そうしたら、検査の結果もどんどん悪くなっていった。お父さんも、笑ってはくれるけど表情に影があった。分かるよ、わたしにだって。賢い子じゃないけど、それくらいはね。
だから、もう終わりにしたかった。
神様に祈ったつもりはなかったけど、でも「終わり」は思ってたよりもずっと早くに訪れた。
わたしは、月に一回だけおそとに出てもいいよって言われるの。そしたらお父さんにねだってドライブをお願いするんだ。その日も、きれいな海沿いの道を目指して車を走らせてくれたんだよ。
助手席に座っていたわたしは、青い海をながめていたら眠くなった。そのまますっと目を閉じたら、身体が軽くなって。……わたしは、死んじゃったんだ。
痛くも、苦しくもなかった。
お父さんとは、何もお別れの言葉も言えなくって、それだけが辛かったけれど。
でも、これでわたしもお父さんも……きっと自由になれるんだなあって。思ったんだ。
蜜柑ちゃんの人生は、俺にとって未知の世界だった。
家族に心から愛されて、そして死を悼まれる人間は、そう多くないだろう。不幸にも若くしてこの世を去った彼女も、その点だけは誇りに思っていいに違いない。
『わたしは結局、お父さんに何もしてあげることができなかった。それはちょっと後悔してるけどね』
いや、それは違うんじゃないのか。お父さんは、蜜柑ちゃんからたくさんの思い出をもらっているはずだから……。
『あ。でもこの身体だったら! お父さんに会えるよね! なんでか分かんないけど、今のわたしの頭の中には、日本地図がまるごと入ってるみたいな感じするもん! ここからなら、ちょっとクルマを走らせればお父さんの仕事場まで行けそうなんだ!』
俺もデコトラに転生してからは、交通ルールのみならず日本中あらゆる場所の地理感が頭に入っている。それは彼女も同じだろう。なので行き先さえ決まれば、どこへでも行けはするだろうが……。

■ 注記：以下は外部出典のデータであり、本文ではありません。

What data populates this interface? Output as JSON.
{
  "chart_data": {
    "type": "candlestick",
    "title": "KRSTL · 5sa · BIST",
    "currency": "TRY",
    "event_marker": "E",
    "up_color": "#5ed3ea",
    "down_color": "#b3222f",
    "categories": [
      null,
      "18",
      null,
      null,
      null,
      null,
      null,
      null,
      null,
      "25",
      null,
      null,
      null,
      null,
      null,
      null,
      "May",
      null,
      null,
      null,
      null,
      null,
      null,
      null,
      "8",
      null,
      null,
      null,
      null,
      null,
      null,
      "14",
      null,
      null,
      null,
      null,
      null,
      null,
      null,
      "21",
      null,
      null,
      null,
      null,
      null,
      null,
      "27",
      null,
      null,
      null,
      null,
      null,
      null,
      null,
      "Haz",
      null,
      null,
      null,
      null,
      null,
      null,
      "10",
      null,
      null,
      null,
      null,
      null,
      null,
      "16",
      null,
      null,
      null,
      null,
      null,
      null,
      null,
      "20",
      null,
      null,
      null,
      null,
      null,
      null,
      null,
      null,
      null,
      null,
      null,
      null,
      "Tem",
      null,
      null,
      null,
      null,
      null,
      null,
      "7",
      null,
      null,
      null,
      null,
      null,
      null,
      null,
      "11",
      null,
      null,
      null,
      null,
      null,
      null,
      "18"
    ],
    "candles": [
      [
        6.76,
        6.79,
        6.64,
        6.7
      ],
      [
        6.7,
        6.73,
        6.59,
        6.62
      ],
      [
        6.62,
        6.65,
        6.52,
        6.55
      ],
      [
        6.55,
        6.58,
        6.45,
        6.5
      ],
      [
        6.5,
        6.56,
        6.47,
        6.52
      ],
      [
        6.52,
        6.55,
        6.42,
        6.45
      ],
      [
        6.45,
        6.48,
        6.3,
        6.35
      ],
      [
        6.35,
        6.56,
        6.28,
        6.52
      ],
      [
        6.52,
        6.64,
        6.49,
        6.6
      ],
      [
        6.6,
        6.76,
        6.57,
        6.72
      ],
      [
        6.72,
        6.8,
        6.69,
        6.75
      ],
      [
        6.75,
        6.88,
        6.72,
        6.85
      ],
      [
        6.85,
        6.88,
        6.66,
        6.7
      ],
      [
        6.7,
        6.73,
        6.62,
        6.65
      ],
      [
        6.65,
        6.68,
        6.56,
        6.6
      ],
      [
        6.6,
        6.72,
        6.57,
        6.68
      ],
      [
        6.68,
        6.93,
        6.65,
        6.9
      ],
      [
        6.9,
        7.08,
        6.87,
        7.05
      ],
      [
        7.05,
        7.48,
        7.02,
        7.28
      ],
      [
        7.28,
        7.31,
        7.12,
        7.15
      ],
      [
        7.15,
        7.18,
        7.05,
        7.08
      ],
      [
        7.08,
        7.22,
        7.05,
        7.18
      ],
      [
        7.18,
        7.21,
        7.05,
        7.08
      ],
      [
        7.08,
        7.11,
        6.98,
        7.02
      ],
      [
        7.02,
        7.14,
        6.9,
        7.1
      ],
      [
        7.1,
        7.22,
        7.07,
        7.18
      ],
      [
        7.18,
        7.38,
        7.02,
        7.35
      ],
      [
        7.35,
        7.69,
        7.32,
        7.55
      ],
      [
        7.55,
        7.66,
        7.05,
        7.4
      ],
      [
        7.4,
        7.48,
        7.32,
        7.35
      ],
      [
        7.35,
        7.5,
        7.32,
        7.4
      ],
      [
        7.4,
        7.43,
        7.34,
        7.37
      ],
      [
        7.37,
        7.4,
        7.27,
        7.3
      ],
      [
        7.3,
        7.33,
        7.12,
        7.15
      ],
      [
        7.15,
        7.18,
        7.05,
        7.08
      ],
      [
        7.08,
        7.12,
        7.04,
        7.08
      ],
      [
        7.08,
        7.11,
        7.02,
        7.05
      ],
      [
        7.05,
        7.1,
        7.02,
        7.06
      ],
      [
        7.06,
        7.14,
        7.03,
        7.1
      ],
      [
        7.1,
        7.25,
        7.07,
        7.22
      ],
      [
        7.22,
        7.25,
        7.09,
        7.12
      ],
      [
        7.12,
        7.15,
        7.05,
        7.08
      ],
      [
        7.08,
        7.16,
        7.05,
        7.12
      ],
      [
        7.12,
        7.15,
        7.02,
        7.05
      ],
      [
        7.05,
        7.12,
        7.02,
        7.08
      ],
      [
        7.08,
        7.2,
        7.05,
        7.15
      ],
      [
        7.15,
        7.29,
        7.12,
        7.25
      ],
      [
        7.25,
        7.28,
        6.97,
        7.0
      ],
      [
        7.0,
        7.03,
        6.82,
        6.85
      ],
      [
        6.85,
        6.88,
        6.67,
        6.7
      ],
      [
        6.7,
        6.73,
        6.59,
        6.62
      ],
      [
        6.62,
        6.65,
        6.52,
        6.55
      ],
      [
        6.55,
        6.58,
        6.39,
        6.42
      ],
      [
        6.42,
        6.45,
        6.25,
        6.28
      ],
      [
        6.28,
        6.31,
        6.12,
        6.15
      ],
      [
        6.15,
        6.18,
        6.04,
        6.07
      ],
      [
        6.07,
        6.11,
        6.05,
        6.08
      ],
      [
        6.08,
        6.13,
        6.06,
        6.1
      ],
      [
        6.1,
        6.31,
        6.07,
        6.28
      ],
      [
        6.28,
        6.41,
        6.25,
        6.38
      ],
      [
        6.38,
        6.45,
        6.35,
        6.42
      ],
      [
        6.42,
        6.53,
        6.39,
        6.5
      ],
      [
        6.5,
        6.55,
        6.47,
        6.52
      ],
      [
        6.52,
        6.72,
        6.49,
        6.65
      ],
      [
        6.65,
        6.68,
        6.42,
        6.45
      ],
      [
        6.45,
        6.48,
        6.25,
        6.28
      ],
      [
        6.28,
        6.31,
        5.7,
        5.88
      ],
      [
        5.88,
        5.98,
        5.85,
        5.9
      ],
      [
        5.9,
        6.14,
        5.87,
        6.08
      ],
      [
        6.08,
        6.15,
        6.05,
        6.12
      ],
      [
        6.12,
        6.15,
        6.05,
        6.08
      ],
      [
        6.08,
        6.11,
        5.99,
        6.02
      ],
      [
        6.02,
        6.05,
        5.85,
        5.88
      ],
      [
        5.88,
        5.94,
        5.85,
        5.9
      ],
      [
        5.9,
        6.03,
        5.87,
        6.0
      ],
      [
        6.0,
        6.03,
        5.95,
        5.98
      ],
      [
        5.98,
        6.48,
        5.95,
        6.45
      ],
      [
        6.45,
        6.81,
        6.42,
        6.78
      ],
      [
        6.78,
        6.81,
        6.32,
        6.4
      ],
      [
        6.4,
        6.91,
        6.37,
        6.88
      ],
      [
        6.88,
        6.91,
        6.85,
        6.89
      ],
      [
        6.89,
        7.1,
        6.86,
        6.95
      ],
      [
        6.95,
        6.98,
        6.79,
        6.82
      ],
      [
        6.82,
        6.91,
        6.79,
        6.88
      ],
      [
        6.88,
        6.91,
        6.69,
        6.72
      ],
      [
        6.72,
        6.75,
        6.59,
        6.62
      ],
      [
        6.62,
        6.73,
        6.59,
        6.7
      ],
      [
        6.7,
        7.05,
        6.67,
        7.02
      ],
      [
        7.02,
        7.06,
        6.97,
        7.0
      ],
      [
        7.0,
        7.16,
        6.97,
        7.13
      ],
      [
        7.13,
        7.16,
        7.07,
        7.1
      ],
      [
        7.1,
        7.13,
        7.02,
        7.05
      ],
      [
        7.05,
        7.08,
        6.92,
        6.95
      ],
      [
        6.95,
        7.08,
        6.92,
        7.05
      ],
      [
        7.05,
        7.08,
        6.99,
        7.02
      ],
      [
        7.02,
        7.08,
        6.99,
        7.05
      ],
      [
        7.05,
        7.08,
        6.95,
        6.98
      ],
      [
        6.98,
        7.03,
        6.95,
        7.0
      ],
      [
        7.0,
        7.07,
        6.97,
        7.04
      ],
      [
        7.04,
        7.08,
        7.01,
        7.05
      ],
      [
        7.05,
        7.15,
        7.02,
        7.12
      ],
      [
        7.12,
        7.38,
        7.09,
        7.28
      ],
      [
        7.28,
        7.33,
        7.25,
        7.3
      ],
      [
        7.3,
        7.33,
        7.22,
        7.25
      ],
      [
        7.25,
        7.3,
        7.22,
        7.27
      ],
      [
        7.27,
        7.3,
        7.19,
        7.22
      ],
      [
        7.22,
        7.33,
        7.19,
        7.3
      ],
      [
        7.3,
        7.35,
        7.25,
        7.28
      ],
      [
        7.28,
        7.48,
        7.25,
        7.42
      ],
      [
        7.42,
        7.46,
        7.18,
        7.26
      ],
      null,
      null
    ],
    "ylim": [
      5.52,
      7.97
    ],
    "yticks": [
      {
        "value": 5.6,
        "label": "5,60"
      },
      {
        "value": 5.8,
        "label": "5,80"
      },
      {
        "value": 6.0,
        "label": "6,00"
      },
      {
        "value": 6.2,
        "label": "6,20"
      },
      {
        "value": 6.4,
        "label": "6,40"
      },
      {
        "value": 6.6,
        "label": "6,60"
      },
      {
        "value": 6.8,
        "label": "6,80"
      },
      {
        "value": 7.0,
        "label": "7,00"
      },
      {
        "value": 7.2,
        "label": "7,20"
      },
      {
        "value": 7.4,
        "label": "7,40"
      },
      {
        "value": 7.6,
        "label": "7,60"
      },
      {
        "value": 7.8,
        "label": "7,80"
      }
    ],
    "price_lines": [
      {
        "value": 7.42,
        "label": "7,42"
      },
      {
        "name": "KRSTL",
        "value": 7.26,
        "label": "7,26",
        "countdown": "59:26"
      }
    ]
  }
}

まさか、蜜柑ちゃんはこの姿のまま、お父さんに会いに行くつもりか?
『行ったところで、こんな身体じゃあお父さんとは話もできないんだぞ』
『いいよ。お父さんを遠くから見るだけでじゅうぶん』
場所は知ってるみたいだが、蜜柑ちゃんは無事にたどり着けるのか? 心配だな……。
せっかくだ。乗りかかった船だし、付き合ってあげるか。こんな俺でも、居ないよりはマシだろう。
『蜜柑ちゃん。俺も同行していいか?』
『もちろん! それじゃ、出発しんこーう! 行き先は、谷岡組でーっす!』
『谷岡組……。谷岡組?』
ちょっと前に聞いたような……。それも、聞くもおぞましい何かを。それに、蜜柑ちゃんはお父さんが愛用していたという黒塗りの高級車の姿をしている。
いやいや、まさかだよな。そんなまさか!
まさか、ねえ……。
『カチコミかぁわりゃあああ!?』
スキンヘッドで強面のお兄さんが、全身に血管を浮かび上がらせながらお出迎えしてくれた。
はい確定。蜜柑ちゃんはヤクザ屋さんのおうちの子でした! あと俺が死んでなかったら、ここの組のガチホモヤクザにケツ穴を掘られてたことになります! もう帰っていいですか!?